Esther diciannovenne di provincia è, dunque, intrappolata come molte altre donne in un mondo alienato, come «un cavallo da corsa in un mondo senza piste», ed è proprio nella simbolica e soffocante “campana di vetro” imposta da una società opprimente che ella è costretta a vivere la sua esistenza, sottoposta a regole e istituzioni ben precise (dalla famiglia all’università al matrimonio), vessata da codici comportamentali che la sua volontà di donna non vorrebbe affatto rispettare.
Il peso dell’esistenza quotidiana all’interno della “campana di vetro” risulta sempre più insostenibile e per la giovane ragazza l’unica alternativa possibile non può essere che la follia, il lasciarsi cullare dal «fascino soave della morte», mentre le onde azzurrine dell’elettroshock invadono la mente.
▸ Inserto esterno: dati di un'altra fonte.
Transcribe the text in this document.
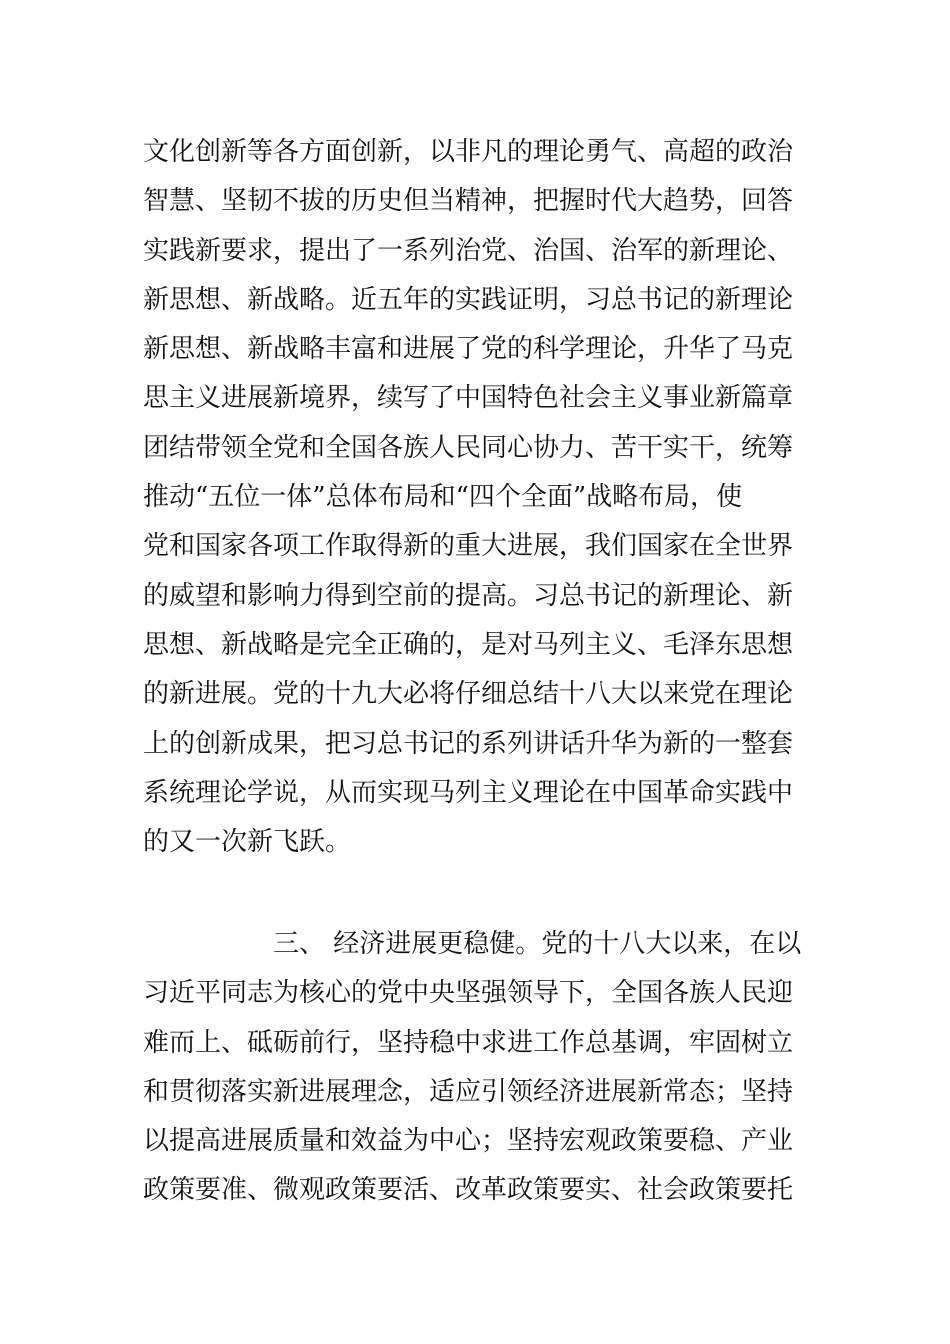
文化创新等各方面创新，以非凡的理论勇气、高超的政治
智慧、坚韧不拔的历史但当精神，把握时代大趋势，回答
实践新要求，提出了一系列治党、治国、治军的新理论、
新思想、新战略。近五年的实践证明，习总书记的新理论
新思想、新战略丰富和进展了党的科学理论，升华了马克
思主义进展新境界，续写了中国特色社会主义事业新篇章
团结带领全党和全国各族人民同心协力、苦干实干，统筹
推动“五位一体”总体布局和“四个全面”战略布局，使
党和国家各项工作取得新的重大进展，我们国家在全世界
的威望和影响力得到空前的提高。习总书记的新理论、新
思想、新战略是完全正确的，是对马列主义、毛泽东思想
的新进展。党的十九大必将仔细总结十八大以来党在理论
上的创新成果，把习总书记的系列讲话升华为新的一整套
系统理论学说，从而实现马列主义理论在中国革命实践中
的又一次新飞跃。
三、 经济进展更稳健。党的十八大以来，在以
习近平同志为核心的党中央坚强领导下，全国各族人民迎
难而上、砥砺前行，坚持稳中求进工作总基调，牢固树立
和贯彻落实新进展理念，适应引领经济进展新常态；坚持
以提高进展质量和效益为中心；坚持宏观政策要稳、产业
政策要准、微观政策要活、改革政策要实、社会政策要托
Nella stanza, reale e simbolica, delle ultime pagine del romanzo Esther entra sola, proprio come Sylvia Plath, quando a Boston fu sottoposta a cure psichiatriche, ma, continua Gorlier, Esther non è propriamente sola «perché affronta una lotta in cui milioni di donne e di uomini sono tuttora impegnati», la battaglia più difficile da vincere: quella con la nostra mente.